En 1985, Laurent Roth a déjà rallié l’armée en répondant à l’appel de son service militaire, alors que la première guerre d’Afghanistan battait son plein. Le réalisateur développa Les yeux brûlés dans le cadre d’un concours pour les 40 ans de la création du Service Cinématographique des Armées. Choisi, il eut le soutien du capitaine de vaisseau Max Guérout, alors directeur du SCA. Une aide indispensable dans l’obtention de l’accès illimité aux archives dont a bénéficié le réalisateur, pouvant trier en toute liberté.
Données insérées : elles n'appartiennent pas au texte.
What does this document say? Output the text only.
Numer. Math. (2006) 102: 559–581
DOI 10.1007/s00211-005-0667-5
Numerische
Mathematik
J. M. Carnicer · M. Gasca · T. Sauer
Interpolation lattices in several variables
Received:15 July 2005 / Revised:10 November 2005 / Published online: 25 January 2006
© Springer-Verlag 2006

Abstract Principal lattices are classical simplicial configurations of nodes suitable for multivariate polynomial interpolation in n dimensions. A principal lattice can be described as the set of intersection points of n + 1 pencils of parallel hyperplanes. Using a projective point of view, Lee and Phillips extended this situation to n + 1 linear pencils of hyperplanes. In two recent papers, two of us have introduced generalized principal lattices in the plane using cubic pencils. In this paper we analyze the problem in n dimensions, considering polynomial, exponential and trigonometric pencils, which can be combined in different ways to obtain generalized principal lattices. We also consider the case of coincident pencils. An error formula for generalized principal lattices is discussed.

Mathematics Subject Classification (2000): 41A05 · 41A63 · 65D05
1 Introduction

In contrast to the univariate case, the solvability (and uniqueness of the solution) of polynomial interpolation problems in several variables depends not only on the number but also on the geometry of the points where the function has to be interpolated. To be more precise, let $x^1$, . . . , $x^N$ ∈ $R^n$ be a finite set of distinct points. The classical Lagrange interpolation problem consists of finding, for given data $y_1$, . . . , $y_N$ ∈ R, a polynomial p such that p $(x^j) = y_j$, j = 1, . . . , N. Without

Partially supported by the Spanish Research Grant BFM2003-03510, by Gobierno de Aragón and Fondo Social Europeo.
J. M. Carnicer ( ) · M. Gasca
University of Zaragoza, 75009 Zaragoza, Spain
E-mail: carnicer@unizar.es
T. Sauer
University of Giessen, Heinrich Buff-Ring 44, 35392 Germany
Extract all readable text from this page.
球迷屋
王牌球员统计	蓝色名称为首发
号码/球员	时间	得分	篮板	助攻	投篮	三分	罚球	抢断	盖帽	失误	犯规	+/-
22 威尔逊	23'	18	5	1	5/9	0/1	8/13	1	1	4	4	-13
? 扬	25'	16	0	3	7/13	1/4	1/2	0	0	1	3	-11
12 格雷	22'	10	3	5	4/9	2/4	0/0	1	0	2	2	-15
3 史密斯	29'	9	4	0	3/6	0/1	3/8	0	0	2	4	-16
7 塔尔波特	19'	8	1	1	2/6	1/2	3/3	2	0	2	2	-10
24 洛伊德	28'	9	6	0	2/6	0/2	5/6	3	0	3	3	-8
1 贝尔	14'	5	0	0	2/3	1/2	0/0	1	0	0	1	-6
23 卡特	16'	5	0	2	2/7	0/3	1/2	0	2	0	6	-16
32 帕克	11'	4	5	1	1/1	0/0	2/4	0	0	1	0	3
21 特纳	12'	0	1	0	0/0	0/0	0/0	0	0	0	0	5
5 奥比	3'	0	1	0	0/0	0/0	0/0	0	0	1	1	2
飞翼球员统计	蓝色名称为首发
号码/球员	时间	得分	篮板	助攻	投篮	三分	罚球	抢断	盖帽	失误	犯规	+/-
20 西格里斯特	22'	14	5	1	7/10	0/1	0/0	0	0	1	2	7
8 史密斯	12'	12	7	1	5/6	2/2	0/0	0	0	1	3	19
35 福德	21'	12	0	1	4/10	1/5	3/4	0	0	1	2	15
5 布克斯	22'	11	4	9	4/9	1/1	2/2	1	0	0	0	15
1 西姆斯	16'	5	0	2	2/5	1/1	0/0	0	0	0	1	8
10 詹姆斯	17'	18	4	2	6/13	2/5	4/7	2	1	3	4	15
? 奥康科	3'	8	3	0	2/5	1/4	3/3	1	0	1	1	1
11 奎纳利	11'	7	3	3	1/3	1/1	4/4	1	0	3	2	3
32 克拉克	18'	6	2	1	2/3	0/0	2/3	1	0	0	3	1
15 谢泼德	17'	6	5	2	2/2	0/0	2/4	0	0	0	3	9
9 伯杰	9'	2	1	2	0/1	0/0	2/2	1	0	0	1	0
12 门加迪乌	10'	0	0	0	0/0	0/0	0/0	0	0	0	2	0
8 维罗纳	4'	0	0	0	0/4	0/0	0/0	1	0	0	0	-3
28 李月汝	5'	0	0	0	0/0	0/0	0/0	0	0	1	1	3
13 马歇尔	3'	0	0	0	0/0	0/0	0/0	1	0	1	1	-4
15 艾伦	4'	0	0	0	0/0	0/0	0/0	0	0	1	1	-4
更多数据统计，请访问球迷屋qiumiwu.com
Celles-ci comptent aujourd’hui plus de 10 millions de clichés et 30 000 titres de films, tous localisés au fort d’Ivry depuis Juillet 1946. Ce fut d’ailleurs en son sein que le film fut en premier lieu projeté.
De décembre 1985 à septembre 1986, le Comité de solidarité avec les prisonniers politiques arabes et du Proche Orient, dirigé par Fouad Ali Saleh, a revendiqué près de 14 attentats au cœur de Paris. Les attaques ont visé des lieux commerciaux très prisés, comme les Galeries Lafayette ou le Forum des Halles. La France découvrit alors l’existence du Hezbollah. C’est dans ce contexte que Laurent Roth conçu Les yeux brûlés : "Nous avons perdu notre innocence, mais nous ne sommes pas encore "tous Charlie"", se souvint le réalisateur. Afin de mieux faire écho à son époque, le réalisateur déplaça le tournage à Roissy "parce que la guerre, c’est là que ça se passe désormais", explique-t-il.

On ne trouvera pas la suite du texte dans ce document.